All those questions made me realize, maybe just remember that this is why I love writing. It’s not just the fictional stories/scripts I come up with but the personal truths that seem to just come out of me easier through this medium. Writing is what I do and the subject doesn’t matter, ever. Could it change people’s perspective of me? Yes. But in a good way or in a bad way is going to differ from person to person. I see it though as this is still the same person I have always been and people are just reading this side of me they haven’t seen and maybe if they ever were, they maybe wouldn’t have expected to find out this way. This is giving me more respect to blog writers & readers.
“Why am I writing this?” – This isn’t a question pertaining necessarily to this particular blog but any blog I write. I’m writing this because it’s my current thought and thats what blog means to me. I’m not feeling that way but maybe this is me reaching out for something, someone…..
“Do I want, care, need someone to read this?” – I’m putting the time into this so of course I want someone to read it and it’s probably just a self-gratification.
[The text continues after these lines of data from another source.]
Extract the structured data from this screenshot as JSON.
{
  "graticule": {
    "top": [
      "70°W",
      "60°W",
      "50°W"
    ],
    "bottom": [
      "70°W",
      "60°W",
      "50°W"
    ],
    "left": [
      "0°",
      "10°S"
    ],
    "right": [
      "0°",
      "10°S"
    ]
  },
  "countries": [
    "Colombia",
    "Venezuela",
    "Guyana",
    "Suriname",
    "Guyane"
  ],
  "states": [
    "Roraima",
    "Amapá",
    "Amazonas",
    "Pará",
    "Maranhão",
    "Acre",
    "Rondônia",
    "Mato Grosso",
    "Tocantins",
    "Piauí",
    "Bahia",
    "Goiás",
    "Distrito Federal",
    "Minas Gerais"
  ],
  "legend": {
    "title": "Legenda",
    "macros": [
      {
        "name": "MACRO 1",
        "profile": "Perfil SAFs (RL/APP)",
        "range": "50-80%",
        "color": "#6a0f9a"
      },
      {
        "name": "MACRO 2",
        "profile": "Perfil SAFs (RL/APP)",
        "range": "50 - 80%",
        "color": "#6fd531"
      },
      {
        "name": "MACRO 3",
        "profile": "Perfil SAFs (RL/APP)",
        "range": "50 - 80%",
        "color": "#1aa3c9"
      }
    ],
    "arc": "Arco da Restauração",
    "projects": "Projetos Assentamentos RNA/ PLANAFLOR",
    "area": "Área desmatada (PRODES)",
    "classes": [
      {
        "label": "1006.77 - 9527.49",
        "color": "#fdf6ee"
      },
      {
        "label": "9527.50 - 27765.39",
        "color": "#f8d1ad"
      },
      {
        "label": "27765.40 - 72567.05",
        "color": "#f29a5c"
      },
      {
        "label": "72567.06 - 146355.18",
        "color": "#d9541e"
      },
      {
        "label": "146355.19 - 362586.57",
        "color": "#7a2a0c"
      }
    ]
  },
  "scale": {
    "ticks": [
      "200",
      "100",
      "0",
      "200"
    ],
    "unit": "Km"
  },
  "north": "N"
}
I don’t care if anyone reads it and it’s not going to kill me so I don’t need someone to read this.
“What would someone think is going through my mind when reading this?” – Everybody is different, that’s why this is me and you are you.
“Emma Stone is really hot.” – I’m watching Zombieland…. she’s really hot.
“Is someone else thinking the same thing?” – There’s a lot of people in the world, don’t know statistics if there is even one for this but it’s pretty cool to think about. I mean come on! They make movies, books, articles, thesis about this stuff.